(Self tinkering on the exercise)
In 2.3 - Test the Model
The text explains that the accuracy metric is a poor metric in this case because the labels are scewed.
It suggests that one should use F1 or PrecisionAtRecal (or that is what I think is meant with precision/recal) but then says we won’t bother with it, which triggered me to do it anyway x)
The build in Keras function:
https://www.tensorflow.org/api_docs/python/tf/keras/metrics/F1Score
Does not seem available. (I guess a newer version of keras would need to be installed)
I found this code:
To self build the metric. I am unfortunately not knowledgeable enough yet to know if this is a correct implementation but it is accepted and has some upvotes. I also used PrecisionAtRecal as this is available from keras directly in this version as another reference point to compare against the non validated F1 code
I tried both this and PrecisionAtRecal on the model.

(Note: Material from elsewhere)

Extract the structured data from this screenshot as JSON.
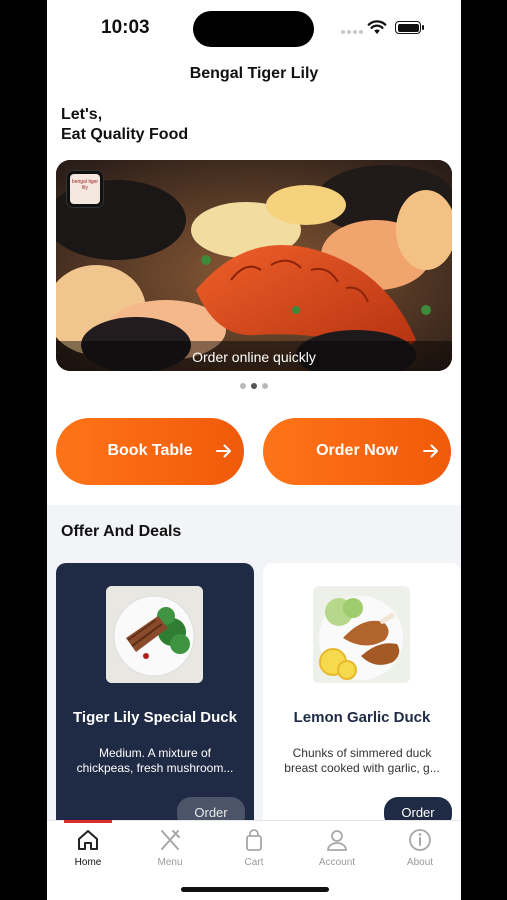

During the additional training epochs I get an:
F1Score of 0.62 - 0.65
PrecisionAtRecal(recal=0.8) of 0.48 - 0.6
PrecisionAtRecal(recal=0.5) of 0.73 - 0.8
However on the dev set I only get the following:
F1Score of 0.23
PrecisionAtRecal(recal=0.8) of 0.20
PrecisionAtRecal(recal=0.5) of 0.30
The scores seem quite low so did I mess up somewhere?
If not is it correct to interpret these results as:
- The model is over-fitting on the extra testing epochs (maybe due to the small dataset or the synthesized extra data we created already being part of the larger dataset used to pre-train the model)?
- The accuracy is indeed very misleading because the model is not doing that well according to the other metrics on the dev set?
The empyrical results we look at however did fairly well.
It also did quite well on my own test although I had little background noise
These 2 would indeed indicate the model is doing quite well, so that leads me to believe I may not be understanding the metrics correctly?